- A number of individuals ages 45 and up fall into a new category — super savers — because they are putting away at least 20 percent of their income.
- These people are making saving and investing a priority even over their housing and daily costs, all in the name of being able to have the retirement of their dreams.
- While super savers are taking the obvious steps to get there — such as avoiding debt and keeping to a budget — there are several less common money hacks that you may want to make your own.
You've probably heard of the FIRE — financial independence, retire early — movement, the trend that's taken hold among individuals who are mostly in their 20s and 30s.
But you probably haven't heard of the "super savers," Americans age 45 and older who are putting away at least 20 percent of their income — or $1 out of every $5.
A new online survey from TD Ameritrade of 1,503 individuals in September and October found that 20 percent count as savings over achievers.

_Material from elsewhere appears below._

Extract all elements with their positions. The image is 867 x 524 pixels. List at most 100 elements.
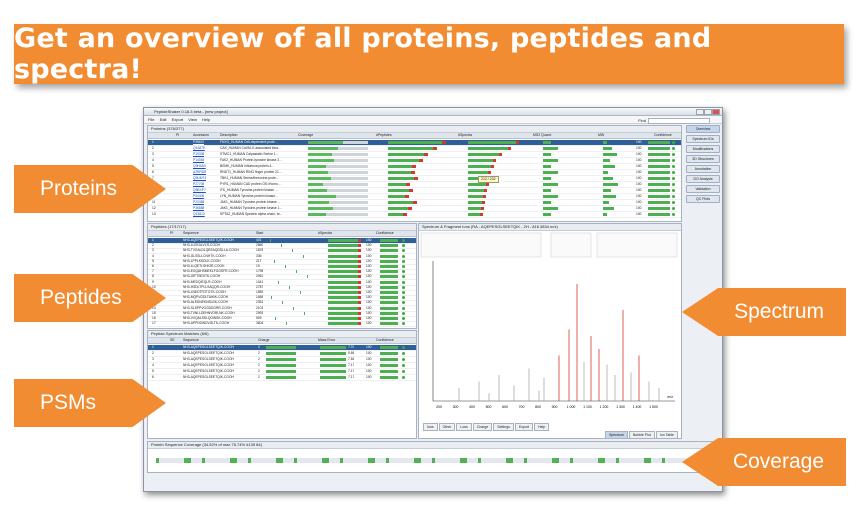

"Most are choosing this path because they're looking at the freedom and flexibility it offers," said Dara Luber, senior manager of retirement at TD Ameritrade. "They are looking for financial security and peace of mind, and they're thinking that their retirement will be like a second childhood."
The survey found that 57 percent of super savers plan to retire earlier than their parents did, versus 46 percent of non-savers.
In order to achieve those goals, they are avoiding high-interest debt and sticking to a budget.
And there are a few things they are doing differently.
Super savers are making investments a priority even over their housing and daily costs.
These over achievers are putting away 29 percent of their income compared to others, who are investing just 6 percent of their money, on average.
"They're not downsizing their lifestyle. They're not looking to move to cheaper states, necessarily," Luber said. "They're just spending smarter and saving smarter."
More than half of super savers — 54 percent — started investing by age 30. Almost a third of them — 30 percent — started by age 25.
In comparison, 39 percent of non-super savers started by age 30, and just 20 percent of them by 25.
"Saving becomes ingrained in everything they do, and it's a priority for them," Luber said.
While super savers are active investors, they also prioritize low- and no-fee investments.
These individuals are more likely to own low-cost exchange traded funds, at 47 percent, versus just 31 percent of non-savers.
Super savers are also more likely to invest in low- or no-fee brokerage accounts.
When it comes to retirement accounts — 401(k) plans, individual retirement accounts, annuities and health savings accounts — super savers are more likely to own them all.
The one account that most distinguishes them from other individuals is post-tax Roth IRAs. About 53 percent of savings overachievers have Roth IRA accounts, versus 29 percent of other savers.
"They're looking at their future and saying, 'If I pay taxes today, I could potentially have more tomorrow,'" Luber said.